Bayesian species delimitation assays
Multilocus bayesian species delimitation assays, irrespective of time divergence assumptions, yielded posterior probabilities (pp) between 99 -100% for the completely resolved tree in every evolutionary scenario (Figure 1).In comparison, the two-species (considering D. aspalathi and D. ph.var.meridionalis as a single species) model displayed extremely low posterior probabilities under all prior combinations (pp <0.02 in all cases).
A speciation hypothesis between D. aspalathi and D. phaseolorum var.meridionalis was also strongly supported (pp= 0.99 -1.0, Figure 1) using the original three species guide tree, and under every time divergence assumption.In order to further explore this finding, a series of assays aimed at assessing the species boundaries between D. aspalathi and D. phaseolorum var.meridionalis were carried out, using solely those loci for which information was available for both taxa (ITS and EF1-α).A speciation hypothesis was once again favored (pp>0.99) in every evolutionary scenario.This speciation hypothesis is sustained by three reciprocally monophyletic substitutions between D. aspalathi and D. phaseolorum var.meridionalis at positions g.99G>T, g.161C>T and g.236 C>T of the EF1-α locus (Figure 2).The ITS region, on the other hand, was identical between D. aspalathi and D. phaseolorum var.meridionalis, as previously stated (Rensburg et al., 2006).
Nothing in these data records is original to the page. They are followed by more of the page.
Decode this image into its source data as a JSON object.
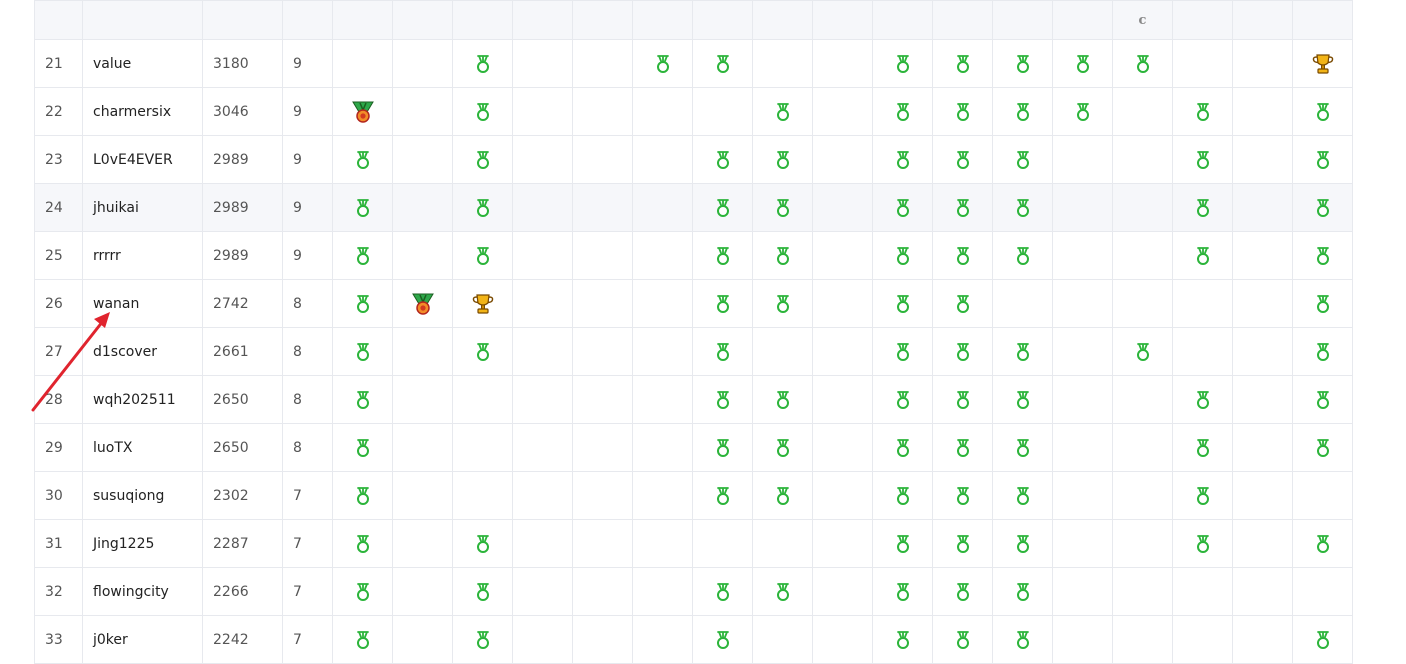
{
  "header": {
    "columns": [
      "",
      "",
      "",
      "",
      "",
      "",
      "",
      "",
      "",
      "",
      "",
      "",
      "",
      "",
      "",
      "",
      "",
      "c",
      "",
      "",
      ""
    ]
  },
  "legend": {
    "solved": "medal-outline-icon",
    "second_blood": "medal-ribbon-icon",
    "first_blood": "trophy-icon"
  },
  "colors": {
    "solved": "#2bb43a",
    "trophy": "#f2b417",
    "ribbon_green": "#2ea84a",
    "ribbon_red": "#d23a1f",
    "arrow": "#e0242e"
  },
  "rows": [
    {
      "rank": "21",
      "name": "value",
      "score": "3180",
      "solved": "9",
      "challenges": [
        "",
        "",
        "s",
        "",
        "",
        "s",
        "s",
        "",
        "",
        "s",
        "s",
        "s",
        "s",
        "s",
        "",
        "",
        "t"
      ]
    },
    {
      "rank": "22",
      "name": "charmersix",
      "score": "3046",
      "solved": "9",
      "challenges": [
        "r",
        "",
        "s",
        "",
        "",
        "",
        "",
        "s",
        "",
        "s",
        "s",
        "s",
        "s",
        "",
        "s",
        "",
        "s"
      ]
    },
    {
      "rank": "23",
      "name": "L0vE4EVER",
      "score": "2989",
      "solved": "9",
      "challenges": [
        "s",
        "",
        "s",
        "",
        "",
        "",
        "s",
        "s",
        "",
        "s",
        "s",
        "s",
        "",
        "",
        "s",
        "",
        "s"
      ]
    },
    {
      "rank": "24",
      "name": "jhuikai",
      "score": "2989",
      "solved": "9",
      "challenges": [
        "s",
        "",
        "s",
        "",
        "",
        "",
        "s",
        "s",
        "",
        "s",
        "s",
        "s",
        "",
        "",
        "s",
        "",
        "s"
      ]
    },
    {
      "rank": "25",
      "name": "rrrrr",
      "score": "2989",
      "solved": "9",
      "challenges": [
        "s",
        "",
        "s",
        "",
        "",
        "",
        "s",
        "s",
        "",
        "s",
        "s",
        "s",
        "",
        "",
        "s",
        "",
        "s"
      ]
    },
    {
      "rank": "26",
      "name": "wanan",
      "score": "2742",
      "solved": "8",
      "challenges": [
        "s",
        "r",
        "t",
        "",
        "",
        "",
        "s",
        "s",
        "",
        "s",
        "s",
        "",
        "",
        "",
        "",
        "",
        "s"
      ]
    },
    {
      "rank": "27",
      "name": "d1scover",
      "score": "2661",
      "solved": "8",
      "challenges": [
        "s",
        "",
        "s",
        "",
        "",
        "",
        "s",
        "",
        "",
        "s",
        "s",
        "s",
        "",
        "s",
        "",
        "",
        "s"
      ]
    },
    {
      "rank": "28",
      "name": "wqh202511",
      "score": "2650",
      "solved": "8",
      "challenges": [
        "s",
        "",
        "",
        "",
        "",
        "",
        "s",
        "s",
        "",
        "s",
        "s",
        "s",
        "",
        "",
        "s",
        "",
        "s"
      ]
    },
    {
      "rank": "29",
      "name": "luoTX",
      "score": "2650",
      "solved": "8",
      "challenges": [
        "s",
        "",
        "",
        "",
        "",
        "",
        "s",
        "s",
        "",
        "s",
        "s",
        "s",
        "",
        "",
        "s",
        "",
        "s"
      ]
    },
    {
      "rank": "30",
      "name": "susuqiong",
      "score": "2302",
      "solved": "7",
      "challenges": [
        "s",
        "",
        "",
        "",
        "",
        "",
        "s",
        "s",
        "",
        "s",
        "s",
        "s",
        "",
        "",
        "s",
        "",
        ""
      ]
    },
    {
      "rank": "31",
      "name": "Jing1225",
      "score": "2287",
      "solved": "7",
      "challenges": [
        "s",
        "",
        "s",
        "",
        "",
        "",
        "",
        "",
        "",
        "s",
        "s",
        "s",
        "",
        "",
        "s",
        "",
        "s"
      ]
    },
    {
      "rank": "32",
      "name": "flowingcity",
      "score": "2266",
      "solved": "7",
      "challenges": [
        "s",
        "",
        "s",
        "",
        "",
        "",
        "s",
        "s",
        "",
        "s",
        "s",
        "s",
        "",
        "",
        "",
        "",
        ""
      ]
    },
    {
      "rank": "33",
      "name": "j0ker",
      "score": "2242",
      "solved": "7",
      "challenges": [
        "s",
        "",
        "s",
        "",
        "",
        "",
        "s",
        "",
        "",
        "s",
        "s",
        "s",
        "",
        "",
        "",
        "",
        "s"
      ]
    }
  ]
}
Somatic compatibility tests
The vegetative compatibility tests were performed between D. caulivora and D. phaseolorum var.meridionalis isolates (Figure 3).The presence of a distinctive barrage, or pigmented zone and a lytic gap along the contact zone was detected in every D. caulivora -D.phaseolorum var.meridionalis confrontation assayed, seven days after contact.Microscopically, this pigmented zone comprised of a combination of compartimentalized hyphal segments, vacuolated brown hyphae and empty cells, not observed in unpaired growing mycelia.Conversely, D. phaseolorum var.meridionalis -D.phaseolorum var.meridionalis and D. caulivora -D.caulivora confrontations merged uniformly with no dark line in the contact zone.
DISCUSSION
The multilocus species delimitation test herein assayed clearly indicates that no gene exchange occurs between D. caulivora and the D. aspalathi -D.phaseolorum var.meridionalis cluster.Incompatibility reactions in every D. caulivora -D.phaseolorum var.meridionalis confrontation further strongly validate and confirm the genetic isolation between both groups.These findings supports previous results from Santos et al. (2011) who raised D. caulivora to the specific level using isolates from Croatia, and Grijalba et al. (2011) and Guillin et al. (2011) who reached a similar conclusion for Argentinean isolates.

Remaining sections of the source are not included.